O episódio, infelizmente ainda comum nos bares e restaurantes da cidade do Recife, parece por em questão a efetividade da lei nº 17. 025, de 13 de Setembro de 2004, que proíbe qualquer manifestação discriminatória contra lésbicas, gays, bissexuais, travestis e transexuais. A lei municipal, apesar de seus oito anos, tem produzido quase nenhuma transformação além de servir de argumento para quem dela tem conhecimento em situações semelhantes a sofridas pelas mulheres no Socaldinho.

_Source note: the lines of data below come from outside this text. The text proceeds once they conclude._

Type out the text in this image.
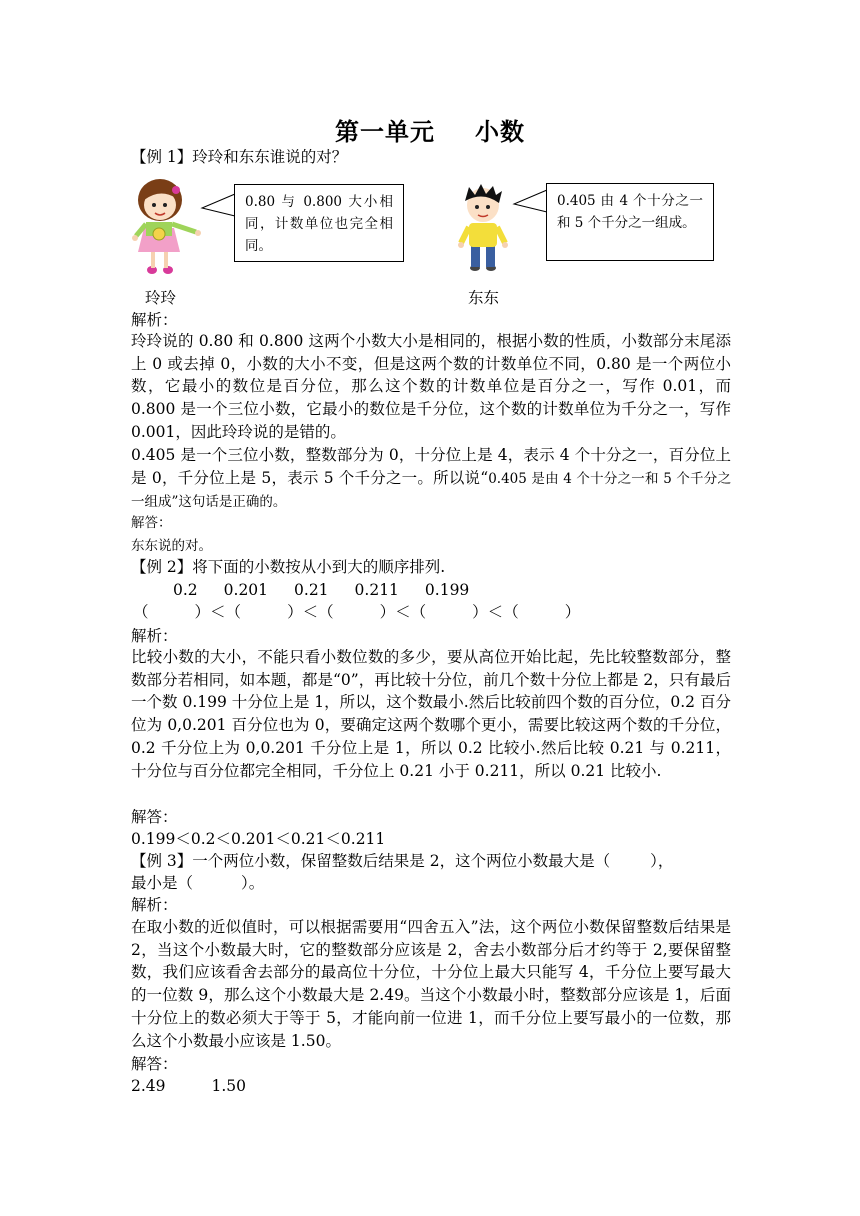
第一单元 小数
【例 1】玲玲和东东谁说的对？
玲玲
0.80 与 0.800 大小相同，计数单位也完全相同。
东东
0.405 由 4 个十分之一和 5 个千分之一组成。
解析：
玲玲说的 0.80 和 0.800 这两个小数大小是相同的，根据小数的性质，小数部分末尾添上 0 或去掉 0，小数的大小不变，但是这两个数的计数单位不同，0.80 是一个两位小数，它最小的数位是百分位，那么这个数的计数单位是百分之一，写作 0.01，而 0.800 是一个三位小数，它最小的数位是千分位，这个数的计数单位为千分之一，写作 0.001，因此玲玲说的是错的。
0.405 是一个三位小数，整数部分为 0，十分位上是 4，表示 4 个十分之一，百分位上是 0，千分位上是 5，表示 5 个千分之一。所以说“0.405 是由 4 个十分之一和 5 个千分之一组成”这句话是正确的。
解答：
东东说的对。
【例 2】将下面的小数按从小到大的顺序排列.
0.2 0.201 0.21 0.211 0.199
（	）＜（	）＜（	）＜（	）＜（	）
解析：
比较小数的大小，不能只看小数位数的多少，要从高位开始比起，先比较整数部分，整数部分若相同，如本题，都是“0”，再比较十分位，前几个数十分位上都是 2，只有最后一个数 0.199 十分位上是 1，所以，这个数最小.然后比较前四个数的百分位，0.2 百分位为 0,0.201 百分位也为 0，要确定这两个数哪个更小，需要比较这两个数的千分位，0.2 千分位上为 0,0.201 千分位上是 1，所以 0.2 比较小.然后比较 0.21 与 0.211，十分位与百分位都完全相同，千分位上 0.21 小于 0.211，所以 0.21 比较小.
解答：
0.199＜0.2＜0.201＜0.21＜0.211
【例 3】一个两位小数，保留整数后结果是 2，这个两位小数最大是（	），
最小是（	）。
解析：
在取小数的近似值时，可以根据需要用“四舍五入”法，这个两位小数保留整数后结果是 2，当这个小数最大时，它的整数部分应该是 2，舍去小数部分后才约等于 2,要保留整数，我们应该看舍去部分的最高位十分位，十分位上最大只能写 4，千分位上要写最大的一位数 9，那么这个小数最大是 2.49。当这个小数最小时，整数部分应该是 1，后面十分位上的数必须大于等于 5，才能向前一位进 1，而千分位上要写最小的一位数，那么这个小数最小应该是 1.50。
解答：
2.49	1.50
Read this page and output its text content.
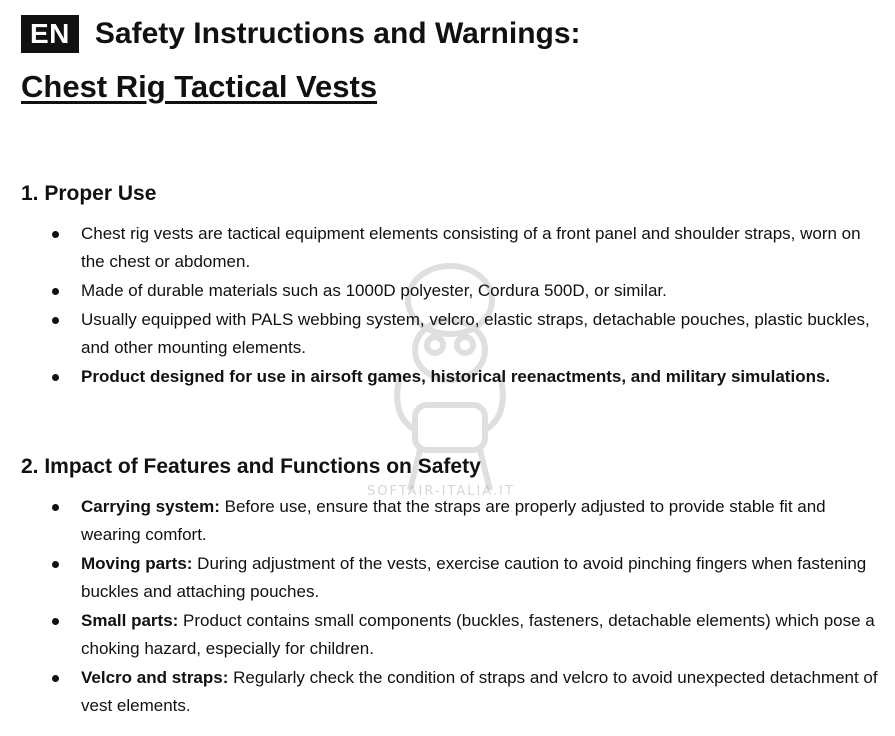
SOFTAIR-ITALIA.IT
EN Safety Instructions and Warnings:
Chest Rig Tactical Vests
1. Proper Use
Chest rig vests are tactical equipment elements consisting of a front panel and shoulder straps, worn on the chest or abdomen.
Made of durable materials such as 1000D polyester, Cordura 500D, or similar.
Usually equipped with PALS webbing system, velcro, elastic straps, detachable pouches, plastic buckles, and other mounting elements.
Product designed for use in airsoft games, historical reenactments, and military simulations.
2. Impact of Features and Functions on Safety
Carrying system: Before use, ensure that the straps are properly adjusted to provide stable fit and wearing comfort.
Moving parts: During adjustment of the vests, exercise caution to avoid pinching fingers when fastening buckles and attaching pouches.
Small parts: Product contains small components (buckles, fasteners, detachable elements) which pose a choking hazard, especially for children.
Velcro and straps: Regularly check the condition of straps and velcro to avoid unexpected detachment of vest elements.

Embora preveja punições aos estabelecimentos que a infringir, não consta que tenha sido aplicada sequer uma única vez.
Em seu lugar, a norma que – essa sim – continua sendo aplicada, embora não oficialmente promulgada, é a heteronormatividade. Essa que faz de alguns casais normais em detrimento de outros, que pensa famílias como aquelas compostas apenas por um casal de homem e mulher, esquecendo que um “lugar de família” necessariamente abrigaria vários outros arranjos afetivos. Essa que reserva a intimidade entre pessoas do mesmo sexo a invisibilidade dos quartos, resguardando demonstrações públicas de carinho apenas para heterossexuais.
É contra essa norma opressiva e anti-democrática que se insurgem agora um conjunto de homens e mulheres, que num protesto criativo e gostoso prometem um beijaço  as 13h, no dia 24 de Março, no próprio Socaldinho Camarão. Há quem torça o nariz pra esse tipo de manifestação, talvez por achar que beijo não tem nada a ver com política. Mas num mundo em que um beijo acaba na delegacia, como não achar que há uma outra política em jogo que circunscreve beijos a um regime opressivo e moralizante cuja resistência é urgente e necessária?